Just wondering if anyone has faced a similar issue or has any ideas on why this might be happening? Any pointers would be great!

alexe · February 2, 2018, 7:24pm

Yes, this implementation is amazing. Reading the documentation and the code for the ground truth encoding process helped my understanding a lot. It’s actually a lot better (more comprehensive, better documentation, all original models provided) than the one linked to further up in this thread:

pawan_1 · February 15, 2018, 6:24am

hey @arnaud can you please provide the labelImg and RectLabel functions.

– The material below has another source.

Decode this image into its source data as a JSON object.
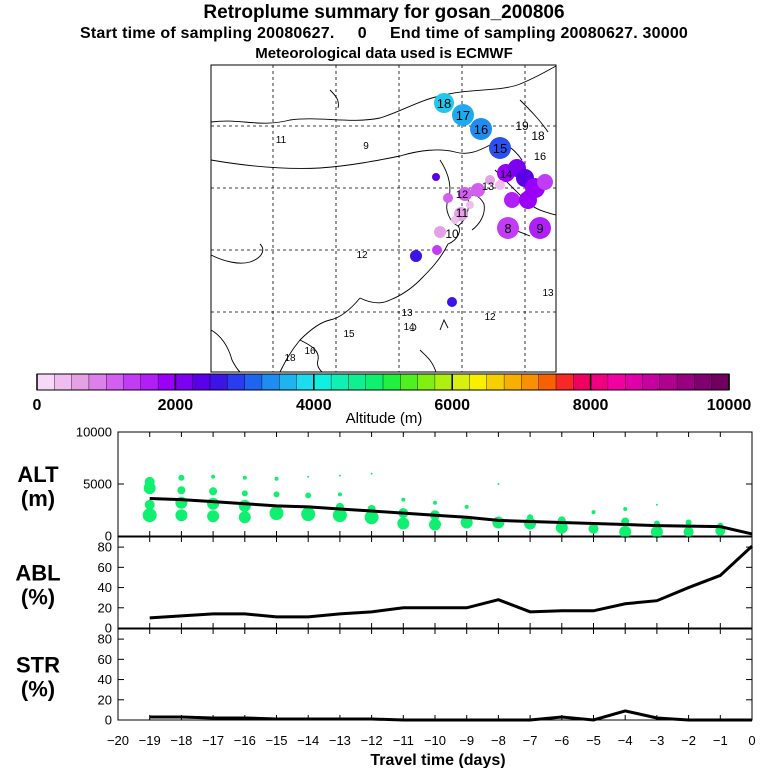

punnerud · February 15, 2018, 7:19am

Something like this you are looking for to save part of the image?

from PIL import Image
img = Image.open('saved_image.png')
print(img.size)
croppedIm = img.crop((490, 980, 1310, 1217))
croppedIm.save('crop.png')

(late answer)

hud · January 8, 2019, 7:22am

Hello @arnaud do you have the function that changes json annotations to pickle ?

prabhat7298 · February 8, 2019, 2:25pm

Hello All
So after reading this I tried object localization on my own data containing single object per image without any class i.e. I’ve to predict only bounding boxes of object without classifying them as object are very different. Most of the objects are grocerry item on a white background. I tried adding a simple regressor head ahead resnet and mobilenet but I’m in vain as the results aren’t good. Also, some of my test images contain two adjecent objects like a pair of shoes whereas in my training data there’s only one shoe. So, this is one thing I’m not able to tackle. Can somebody help?